Left Neglected by Lisa Genova is narrated by Sarah Nickerson is a 37-year-old, overachieving multi-tasker with a demanding job at a Boston consulting firm. Her husband, Bob, works at a struggling start-up and shares the stresses and pressures of rearing their three young children in an affluent suburb. A car accident and traumatic brain injury leave Sarah with “left neglect,” a lack of awareness of anything to her left, including the left side of her own body. Sarah’s mother, Helen, can help, but their relationship has been rocky. Seven-year-old son, Charlie is diagnosed with ADHD, Bob’s job is in jeopardy, but there is “healing of body, mind, and mother-daughter relationship and acceptance that ‘normal is overrated’.” A good book, but not up to Genova’s Still Alice.

The Interpretation of Murder by Jed Rubenfield includes Sigmund Freud, Carl Jung and several important American politicians and millionaires in a gripping historical novel. Freud is an all-too-human man of obvious charm and originality; Jung is cold, calculating and obviously envious; and fictional narrator Dr. Stratham Younger is an admiring early Freudian who helps ease readers through some of Rubenfeld's longer monologues about life and architecture in New York in 1909. A better plot than Rubenfeld’s sequel, but this book could have benefited from the improved writing (or editing) of Death Instinct.

Strategic Moves by Stuart Woods is a relatively “weak entry in the long-running Stone Barrington series.” Super lawyer Stone grapples with both financial and international intrigue, beds a couple of gorgeous women, eats wonderful meals at Elaine's, drinks lots of Knob Creek, negotiates incredible agreements with and for his clients (who include an international arms dealer and the CIA), while staying a step ahead of the Mossad. Woods is an entertaining, productive writer probably won't win the Nobel prize this year.

*Sarah’s Key by Tatiana de Rosnay captures “the insane world of the Holocaust and the efforts of the few good people who stood up against it.” Focusing on the 1942 Paris roundups and deportations, in which thousands of Jewish families were arrested, held at the Vélodrome d'Hiver, then transported to Auschwitz, the novel captures the terror and courage of Sarah who lives through the ordeal and the lasting impact on France. Told from the prospective of forty-five-year-old Julia Jarmond as she, her arrogant, unfaithful husband and their 11 year-old daughter cope with personal and family issues.
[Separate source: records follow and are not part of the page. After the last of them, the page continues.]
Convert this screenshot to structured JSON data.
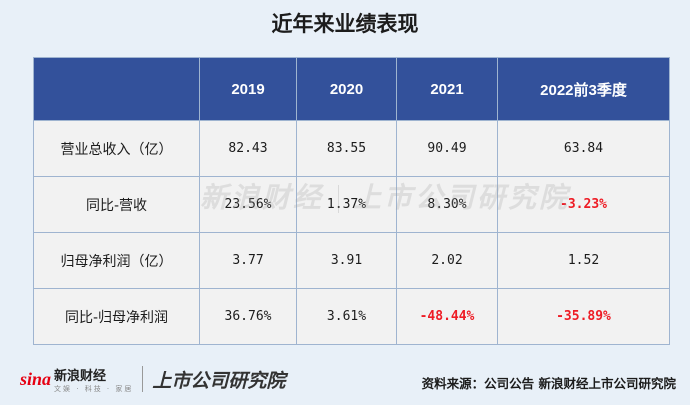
{
  "title": "近年来业绩表现",
  "table": {
    "headers": [
      "",
      "2019",
      "2020",
      "2021",
      "2022前3季度"
    ],
    "rows": [
      {
        "metric": "营业总收入（亿）",
        "values": [
          "82.43",
          "83.55",
          "90.49",
          "63.84"
        ]
      },
      {
        "metric": "同比-营收",
        "values": [
          "23.56%",
          "1.37%",
          "8.30%",
          "-3.23%"
        ]
      },
      {
        "metric": "归母净利润（亿）",
        "values": [
          "3.77",
          "3.91",
          "2.02",
          "1.52"
        ]
      },
      {
        "metric": "同比-归母净利润",
        "values": [
          "36.76%",
          "3.61%",
          "-48.44%",
          "-35.89%"
        ]
      }
    ],
    "negative_color": "#ee1c25",
    "header_color": "#33519b"
  },
  "watermark": {
    "left": "新浪财经",
    "right": "上市公司研究院"
  },
  "footer": {
    "logo_mark": "sina",
    "logo_name": "新浪财经",
    "logo_sub": "文娱 · 科技 · 家居",
    "logo_institute": "上市公司研究院",
    "source": "资料来源：公司公告  新浪财经上市公司研究院"
  }
}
**Death Instinct by Jed Rubenfeld (Yale law professor who is married to the “Tiger Mom”) uses the 1920 bombing of Wall Street as the backdrop for a superbly written novel and well-crafted historical mystery. The ambitious plot provides a believable solution to the never-solved search for the person/s responsible for the death and injury of more than 400 people. Rubenfeld weaves such historical figures as Marie Curie and Sigmund Freud through the shifting landscape with a historian's factual touch and a storyteller's eye for the dramatic. I was enthralled as Dr. Stratham Younger, his beautiful fiancée, scientist Colette Rousseau, and Det. James Littlemore succeed in providing a reasonable solution to an important ‘cold case.’ “This fat book is heir to Caleb Carr’s The Alienist.”

House Rules by Jody Picoult is a NYT’s best seller about an eighteen-year old with Asperger's syndrome, and his devoted single mother who has sacrificed her career, marriage and other son to help Jacob function. When he is accused of murder, his symptomatic behavior makes him look guilty. Picoult's deals intelligently with questions about autism and Asperger's, “the whodunit is stretched sitcom-thin and handled poorly, with characters withholding information from the reader throughout.” The book is engaging, but has too many voices with none asking the important, obvious questions.